While this does put Cheney square in the middle of the investigation, it does not prove or disprove any wrong doing by Cheney himself. There was nothing illegal in the conversation that Libby and Cheney had regarding Plame, but it does put the Bush administration on the defensive even more with the revelation that they were once again, less than forth coming with this evidence. It could also add obstruction charges against Cheney if he did not come clean in his own grand jury testimony.
Interestingly, when Bush publicly stated that he would fire anyone involved in the leak, it was back when Ashcroft was running the investigation. At that point, no one in the administration had fully contemplated that this little matter wouldn't quietly go away. Once Fitzgerald took the reins and started actually investigating is when Bush changed his rhetoric to say that a White House official would only be fired if they were found guilty of a crime and it was during a month that ends in the letter X.
On that same note, it is reported that the White House has prepared a war room to orchestrate a PR blitz to undermine the credibility of Fitzgerald and his report.
Bushies take aim at probe
Behind the scenes, however, Team Bush was finalizing its campaign to discredit and undermine special prosecutor Patrick Fitzgerald's conclusions, sources told the Daily News.
An emerging theme in the Bush war room is arguing that his top political aide, Karl Rove, simply got tripped up on his recollections of whom he talked to and what he told them when questioned about the outing of CIA spy Valerie Plame.
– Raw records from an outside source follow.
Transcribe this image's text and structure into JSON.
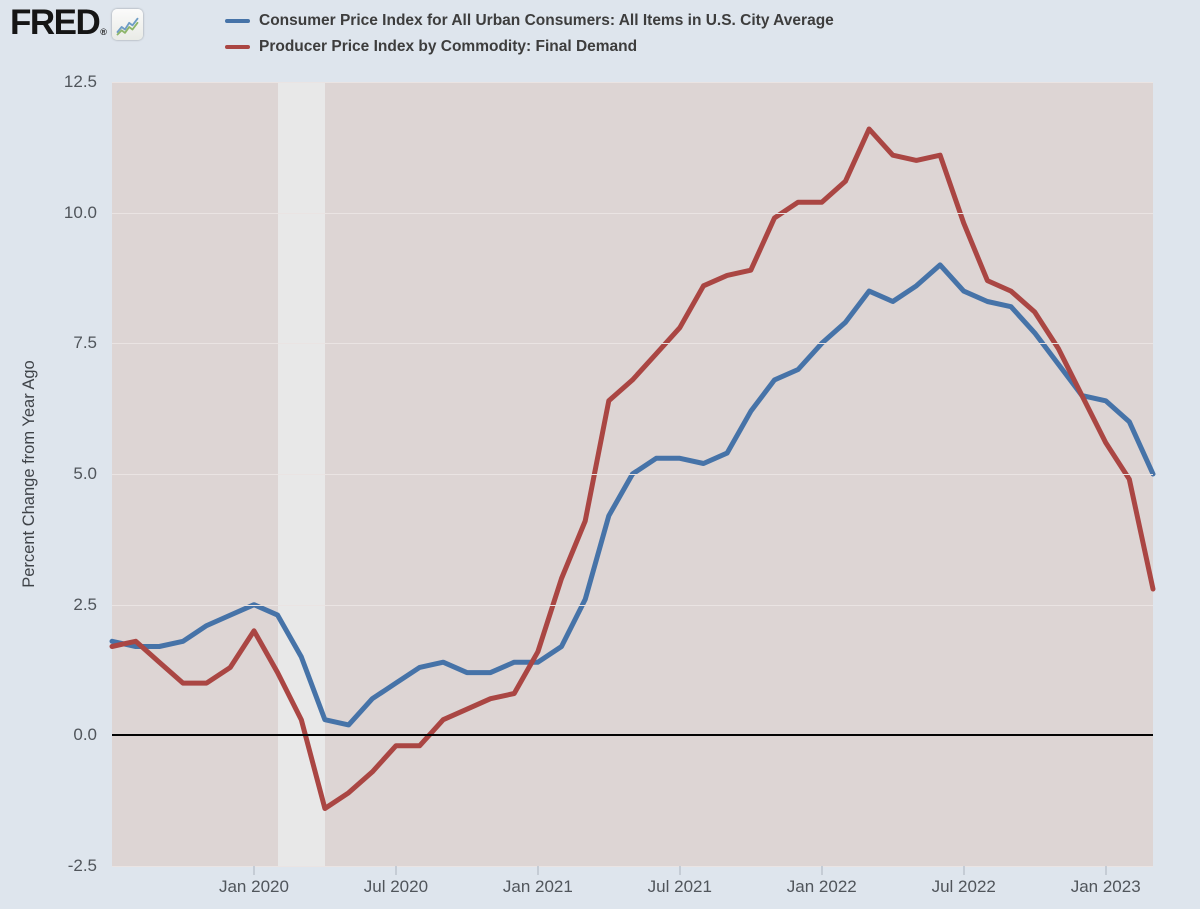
{
  "header": {
    "logo_text": "FRED",
    "logo_registered": "®",
    "legend": [
      {
        "label": "Consumer Price Index for All Urban Consumers: All Items in U.S. City Average",
        "color": "#4673a8"
      },
      {
        "label": "Producer Price Index by Commodity: Final Demand",
        "color": "#aa4643"
      }
    ]
  },
  "y_axis": {
    "title": "Percent Change from Year Ago",
    "ticks": [
      {
        "label": "12.5",
        "value": 12.5
      },
      {
        "label": "10.0",
        "value": 10.0
      },
      {
        "label": "7.5",
        "value": 7.5
      },
      {
        "label": "5.0",
        "value": 5.0
      },
      {
        "label": "2.5",
        "value": 2.5
      },
      {
        "label": "0.0",
        "value": 0.0
      },
      {
        "label": "-2.5",
        "value": -2.5
      }
    ]
  },
  "x_axis": {
    "ticks": [
      {
        "label": "Jan 2020",
        "month": "2020-01"
      },
      {
        "label": "Jul 2020",
        "month": "2020-07"
      },
      {
        "label": "Jan 2021",
        "month": "2021-01"
      },
      {
        "label": "Jul 2021",
        "month": "2021-07"
      },
      {
        "label": "Jan 2022",
        "month": "2022-01"
      },
      {
        "label": "Jul 2022",
        "month": "2022-07"
      },
      {
        "label": "Jan 2023",
        "month": "2023-01"
      }
    ]
  },
  "chart_data": {
    "type": "line",
    "x_unit": "month",
    "x": [
      "2019-07",
      "2019-08",
      "2019-09",
      "2019-10",
      "2019-11",
      "2019-12",
      "2020-01",
      "2020-02",
      "2020-03",
      "2020-04",
      "2020-05",
      "2020-06",
      "2020-07",
      "2020-08",
      "2020-09",
      "2020-10",
      "2020-11",
      "2020-12",
      "2021-01",
      "2021-02",
      "2021-03",
      "2021-04",
      "2021-05",
      "2021-06",
      "2021-07",
      "2021-08",
      "2021-09",
      "2021-10",
      "2021-11",
      "2021-12",
      "2022-01",
      "2022-02",
      "2022-03",
      "2022-04",
      "2022-05",
      "2022-06",
      "2022-07",
      "2022-08",
      "2022-09",
      "2022-10",
      "2022-11",
      "2022-12",
      "2023-01",
      "2023-02",
      "2023-03"
    ],
    "ylim": [
      -2.5,
      12.5
    ],
    "grid": true,
    "legend_position": "top",
    "zero_line": true,
    "recession_band": {
      "start": "2020-02",
      "end": "2020-04",
      "color": "#e8e8e8"
    },
    "series": [
      {
        "name": "Consumer Price Index for All Urban Consumers: All Items in U.S. City Average",
        "color": "#4673a8",
        "values": [
          1.8,
          1.7,
          1.7,
          1.8,
          2.1,
          2.3,
          2.5,
          2.3,
          1.5,
          0.3,
          0.2,
          0.7,
          1.0,
          1.3,
          1.4,
          1.2,
          1.2,
          1.4,
          1.4,
          1.7,
          2.6,
          4.2,
          5.0,
          5.3,
          5.3,
          5.2,
          5.4,
          6.2,
          6.8,
          7.0,
          7.5,
          7.9,
          8.5,
          8.3,
          8.6,
          9.0,
          8.5,
          8.3,
          8.2,
          7.7,
          7.1,
          6.5,
          6.4,
          6.0,
          5.0
        ]
      },
      {
        "name": "Producer Price Index by Commodity: Final Demand",
        "color": "#aa4643",
        "values": [
          1.7,
          1.8,
          1.4,
          1.0,
          1.0,
          1.3,
          2.0,
          1.2,
          0.3,
          -1.4,
          -1.1,
          -0.7,
          -0.2,
          -0.2,
          0.3,
          0.5,
          0.7,
          0.8,
          1.6,
          3.0,
          4.1,
          6.4,
          6.8,
          7.3,
          7.8,
          8.6,
          8.8,
          8.9,
          9.9,
          10.2,
          10.2,
          10.6,
          11.6,
          11.1,
          11.0,
          11.1,
          9.8,
          8.7,
          8.5,
          8.1,
          7.4,
          6.5,
          5.6,
          4.9,
          2.8
        ]
      }
    ]
  },
  "colors": {
    "page_bg": "#dee5ed",
    "plot_bg": "#ddd5d4",
    "gridline": "#eae4e3",
    "zero_line": "#030303",
    "axis_text": "#50555b"
  }
}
He shouldn't be indicted simply because of contradictory grand jury testimony, a source said.
Bush allies have already begun casting perjury and obstruction charges as irrelevant in a probe created to find out who leaked classified information.
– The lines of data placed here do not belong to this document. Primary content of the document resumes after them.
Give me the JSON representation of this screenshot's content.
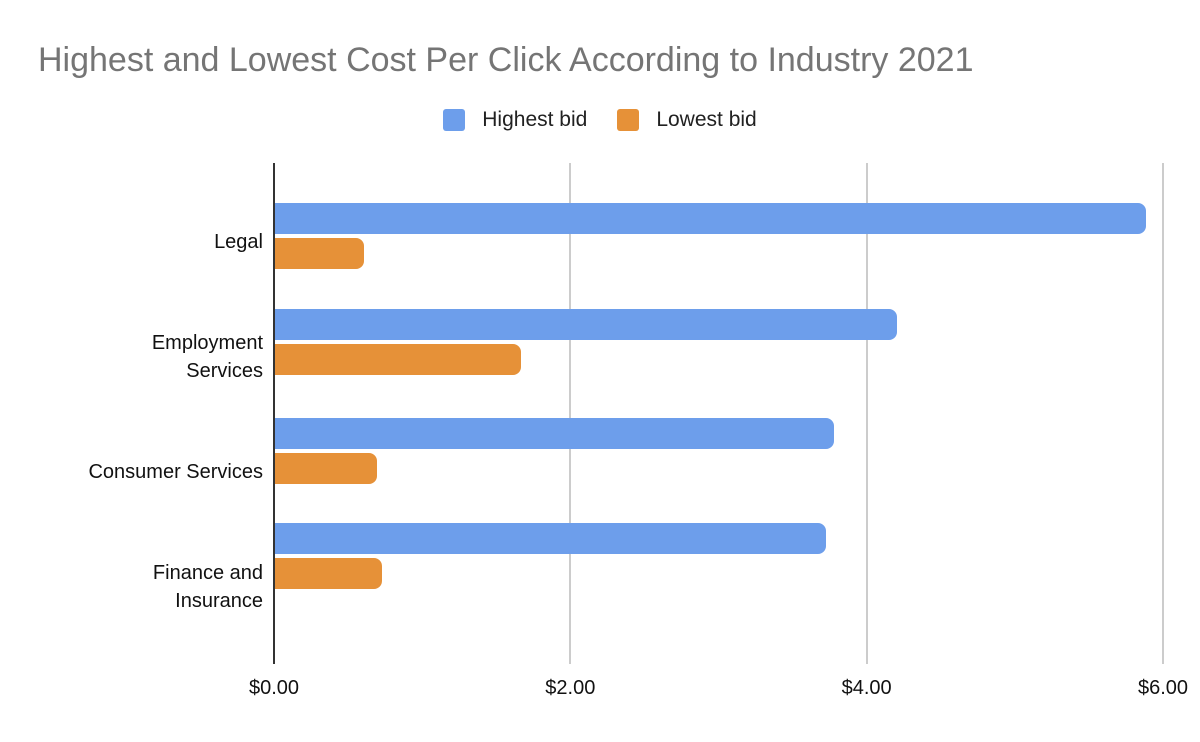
{
  "chart_data": {
    "type": "bar",
    "orientation": "horizontal",
    "title": "Highest and Lowest Cost Per Click According to Industry 2021",
    "categories": [
      "Legal",
      "Employment Services",
      "Consumer Services",
      "Finance and Insurance"
    ],
    "category_display_lines": [
      [
        "Legal"
      ],
      [
        "Employment",
        "Services"
      ],
      [
        "Consumer Services"
      ],
      [
        "Finance and",
        "Insurance"
      ]
    ],
    "series": [
      {
        "name": "Highest bid",
        "color": "#6d9eeb",
        "values": [
          5.88,
          4.2,
          3.77,
          3.72
        ]
      },
      {
        "name": "Lowest bid",
        "color": "#e69138",
        "values": [
          0.6,
          1.66,
          0.69,
          0.72
        ]
      }
    ],
    "x_axis": {
      "tick_labels": [
        "$0.00",
        "$2.00",
        "$4.00",
        "$6.00"
      ],
      "tick_values": [
        0,
        2,
        4,
        6
      ],
      "min": 0,
      "max": 6,
      "grid": true
    },
    "legend_position": "top",
    "colors": {
      "background": "#ffffff",
      "title_text": "#757575",
      "axis_line": "#333333",
      "gridline": "#cccccc",
      "label_text": "#111111"
    }
  }
}
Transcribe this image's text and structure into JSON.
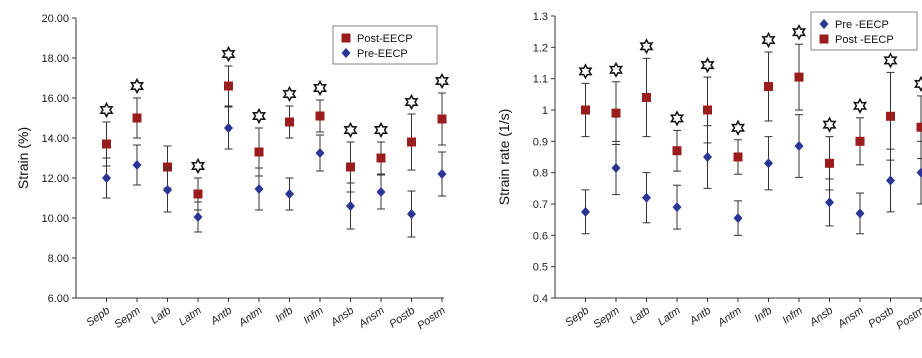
{
  "colors": {
    "post": "#9b1c1c",
    "pre": "#2a3594",
    "axis": "#333333",
    "star": "#111111"
  },
  "significance_marker_icon": "six-point-star-icon",
  "chart_data": [
    {
      "type": "scatter",
      "ylabel": "Strain (%)",
      "xlabel": "",
      "ylim": [
        6,
        20
      ],
      "yticks": [
        6,
        8,
        10,
        12,
        14,
        16,
        18,
        20
      ],
      "ytick_labels": [
        "6.00",
        "8.00",
        "10.00",
        "12.00",
        "14.00",
        "16.00",
        "18.00",
        "20.00"
      ],
      "grid": false,
      "legend_position": "top-right",
      "categories": [
        "Sepb",
        "Sepm",
        "Latb",
        "Latm",
        "Antb",
        "Antm",
        "Infb",
        "Infm",
        "Ansb",
        "Ansm",
        "Postb",
        "Postm"
      ],
      "series": [
        {
          "name": "Post-EECP",
          "marker": "square",
          "color": "#9b1c1c",
          "values": [
            13.7,
            15.0,
            12.55,
            11.2,
            16.6,
            13.3,
            14.8,
            15.1,
            12.55,
            13.0,
            13.8,
            14.95
          ],
          "error": [
            1.1,
            1.0,
            1.05,
            0.8,
            1.0,
            1.2,
            0.8,
            0.8,
            1.25,
            0.8,
            1.4,
            1.3
          ]
        },
        {
          "name": "Pre-EECP",
          "marker": "diamond",
          "color": "#2a3594",
          "values": [
            12.0,
            12.65,
            11.4,
            10.05,
            14.5,
            11.45,
            11.2,
            13.25,
            10.6,
            11.3,
            10.2,
            12.2
          ],
          "error": [
            1.0,
            1.0,
            1.1,
            0.75,
            1.05,
            1.05,
            0.8,
            0.9,
            1.15,
            0.85,
            1.15,
            1.1
          ]
        }
      ],
      "significant": [
        true,
        true,
        false,
        true,
        true,
        true,
        true,
        true,
        true,
        true,
        true,
        true
      ]
    },
    {
      "type": "scatter",
      "ylabel": "Strain rate (1/s)",
      "xlabel": "",
      "ylim": [
        0.4,
        1.3
      ],
      "yticks": [
        0.4,
        0.5,
        0.6,
        0.7,
        0.8,
        0.9,
        1.0,
        1.1,
        1.2,
        1.3
      ],
      "ytick_labels": [
        "0.4",
        "0.5",
        "0.6",
        "0.7",
        "0.8",
        "0.9",
        "1",
        "1.1",
        "1.2",
        "1.3"
      ],
      "grid": false,
      "legend_position": "top-right",
      "categories": [
        "Sepb",
        "Sepm",
        "Latb",
        "Latm",
        "Antb",
        "Antm",
        "Infb",
        "Infm",
        "Ansb",
        "Ansm",
        "Postb",
        "Postm"
      ],
      "series": [
        {
          "name": "Pre -EECP",
          "marker": "diamond",
          "color": "#2a3594",
          "values": [
            0.675,
            0.815,
            0.72,
            0.69,
            0.85,
            0.655,
            0.83,
            0.885,
            0.705,
            0.67,
            0.775,
            0.8
          ],
          "error": [
            0.07,
            0.085,
            0.08,
            0.07,
            0.1,
            0.055,
            0.085,
            0.1,
            0.075,
            0.065,
            0.1,
            0.1
          ]
        },
        {
          "name": "Post -EECP",
          "marker": "square",
          "color": "#9b1c1c",
          "values": [
            1.0,
            0.99,
            1.04,
            0.87,
            1.0,
            0.85,
            1.075,
            1.105,
            0.83,
            0.9,
            0.98,
            0.945
          ],
          "error": [
            0.085,
            0.1,
            0.125,
            0.065,
            0.105,
            0.055,
            0.11,
            0.105,
            0.085,
            0.075,
            0.14,
            0.1
          ]
        }
      ],
      "significant": [
        true,
        true,
        true,
        true,
        true,
        true,
        true,
        true,
        true,
        true,
        true,
        true
      ]
    }
  ]
}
This, of course is going to be difficult for the president to argue when he publicly supported impeaching the president for perjury and obstruction of justice.
Asked in 1999 about Clinton's impeachment by the House, Bush responded, "I would have voted for it. I thought the man lied."
If indictments are handed down this week, it will be interesting to see how Republicans react. Will Republicans be able to cope with impeaching a president for lying about sex, and defending White House officials who lied about national security issues without loosing even more credibility with the American people? All indications point to their usual slash and burn method that got them into this mess in the first place.
3 comments:
Why does it matter where Libby learned of Plame?
It's not as if VP advisors den't discuss matters of national security!
It matters do to the administrations claim that they had actually learned it fom reporters. They have been saying that since 2003. They could have easily come clean a long time ago, but they chose to cover it up.
Like I said, there was nothing illegal in the conversation Cheney and Libby had. The illegality comes in if they lied to the jury.
That's true- dumb as dirt, isn't it?